The U.S. state of Illinois has an active LGBT history, centered on its largest city Chicago, where by the 1920s a gay village had emerged in the Old Town district. Chicago was also the base for the short-lived Society for Human Rights, an early LGBT rights advocacy organization (1924).

In 1961 Illinois became the first U.S. state to decriminalize certain forms of homosexual activity. Gay and lesbian culture developed in Chicago thereafter, and the 2006 Gay Games were held in the city. Civil unions have been recognized in Illinois since 2014.

19th century
In 1827, Illinois became the first state to criminalize the act of fellatio, ruling it as an act of sodomy.

In 1862, Jennie Hodgers, an Irish immigrant to Illinois, enlisted in the 95th Illinois Infantry as Albert Cashier. As Cashier, he fought in numerous battles and survived the war, and enjoyed many privileges which were restricted from women for the next several decades until the near end of his life. He was buried with full military honors under his adopted name.

20th century

1900–1949
By 1920, the Old Town district had become Chicago's first gay village.

On December 10, 1924, the state issued a charter to a nonprofit corporation called the Society for Human Rights, established in Old Town. It became the first openly homophile advocacy group in the United States, and had, through its founder and World War I army veteran Henry Gerber, taken its inspiration from the writings of German activist and physician Magnus Hirschfeld. It was effectively dissolved within a few months of its establishment after the small group of members are arrested on obscenity charges. It became an indirect inspiration for then-Los Angeles resident Harry Hay, who heard of the group from a partner of one of the Society's members and would later establish in 1950 the first enduring homophile organization, the Mattachine Society.

1950–1968
In 1961, Illinois became the first state in the union to decriminalize consensual sodomy. This was in accordance with the American Law Institute's Model Penal Code, which abrogated the criminalization of adult, consensual, private, sexual conduct. However, "lewd fondling or caress" between persons of the same sex in public space remained illegal until 1984.

In 1965, Mattachine Midwest, the Chicago chapter of the Mattachine Society, was established. Prior chapters of the Society had been disbanded prematurely in the 1950s and 1960s. Among the members of the chapter are Pearl M. Hart and Valerie Taylor.

1969–1999
In 1970, the Bijou Theater was opened in Chicago's Old Town neighborhood, and Chicago Pride Parade was first held.

In 1973, Gay Horizons opened up as Chicago's first LGBT community center, changing its name to Horizons Community Services in 1985.

In 1976, Gay Chicago Magazine was founded in by Ralph Paul Gernhardt.

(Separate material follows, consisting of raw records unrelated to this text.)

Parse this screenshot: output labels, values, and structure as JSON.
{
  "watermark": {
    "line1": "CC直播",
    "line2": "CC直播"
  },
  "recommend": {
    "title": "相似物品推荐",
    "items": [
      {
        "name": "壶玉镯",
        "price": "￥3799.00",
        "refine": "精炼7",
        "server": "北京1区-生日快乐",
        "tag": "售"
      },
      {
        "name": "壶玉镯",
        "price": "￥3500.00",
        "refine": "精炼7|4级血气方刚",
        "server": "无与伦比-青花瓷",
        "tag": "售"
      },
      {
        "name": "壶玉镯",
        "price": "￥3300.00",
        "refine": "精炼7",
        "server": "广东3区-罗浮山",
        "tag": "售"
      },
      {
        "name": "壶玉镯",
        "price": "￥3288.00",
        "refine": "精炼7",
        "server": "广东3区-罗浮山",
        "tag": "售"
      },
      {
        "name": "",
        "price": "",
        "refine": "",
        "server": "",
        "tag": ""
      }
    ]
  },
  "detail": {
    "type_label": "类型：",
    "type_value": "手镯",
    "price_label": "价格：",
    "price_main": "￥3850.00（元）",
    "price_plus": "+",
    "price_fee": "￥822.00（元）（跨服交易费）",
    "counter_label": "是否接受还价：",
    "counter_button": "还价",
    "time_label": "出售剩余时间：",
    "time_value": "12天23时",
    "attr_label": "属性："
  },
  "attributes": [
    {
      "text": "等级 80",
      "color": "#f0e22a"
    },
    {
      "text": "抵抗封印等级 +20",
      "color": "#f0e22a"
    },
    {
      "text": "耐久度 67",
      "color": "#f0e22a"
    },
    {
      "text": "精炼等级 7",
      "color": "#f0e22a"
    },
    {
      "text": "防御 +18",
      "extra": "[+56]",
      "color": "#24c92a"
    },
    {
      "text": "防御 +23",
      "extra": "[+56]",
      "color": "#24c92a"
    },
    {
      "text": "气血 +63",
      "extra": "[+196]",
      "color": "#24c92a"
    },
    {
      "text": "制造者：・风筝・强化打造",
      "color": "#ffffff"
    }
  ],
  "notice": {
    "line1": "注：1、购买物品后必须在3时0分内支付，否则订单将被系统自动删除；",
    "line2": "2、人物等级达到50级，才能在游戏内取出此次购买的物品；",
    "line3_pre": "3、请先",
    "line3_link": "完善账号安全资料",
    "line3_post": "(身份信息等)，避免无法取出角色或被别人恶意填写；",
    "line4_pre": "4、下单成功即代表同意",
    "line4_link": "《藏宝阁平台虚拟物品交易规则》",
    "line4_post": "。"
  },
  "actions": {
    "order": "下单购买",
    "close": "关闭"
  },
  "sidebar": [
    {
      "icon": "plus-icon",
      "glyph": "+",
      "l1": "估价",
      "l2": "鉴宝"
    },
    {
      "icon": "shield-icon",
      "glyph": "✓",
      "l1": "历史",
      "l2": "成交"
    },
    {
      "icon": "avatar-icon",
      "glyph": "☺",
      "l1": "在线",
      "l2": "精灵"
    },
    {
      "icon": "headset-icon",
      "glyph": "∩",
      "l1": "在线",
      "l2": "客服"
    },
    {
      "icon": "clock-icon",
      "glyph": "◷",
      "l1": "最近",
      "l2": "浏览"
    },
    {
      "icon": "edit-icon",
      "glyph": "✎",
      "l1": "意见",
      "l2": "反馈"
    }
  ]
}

In 1981, the Gerber/Hart Library was opened.

In 1991, the Chicago Gay and Lesbian Hall of Fame was established.

In 1997, Larry McKeon became the first openly gay member of the Illinois State Legislature.

21st century

2000s
In 2003, Horizons Community Center renamed itself as the Center on Halsted. In 2007, it moved into its permanent location at the corner of Halsted and Waveland in Boystown, Chicago.

In 2006, the 2006 Gay Games were held in Chicago from July 15–July 22.

2010–present
Governor Pat Quinn signed legislation introducing civil unions to Illinois. It took effect on June 1, 2014.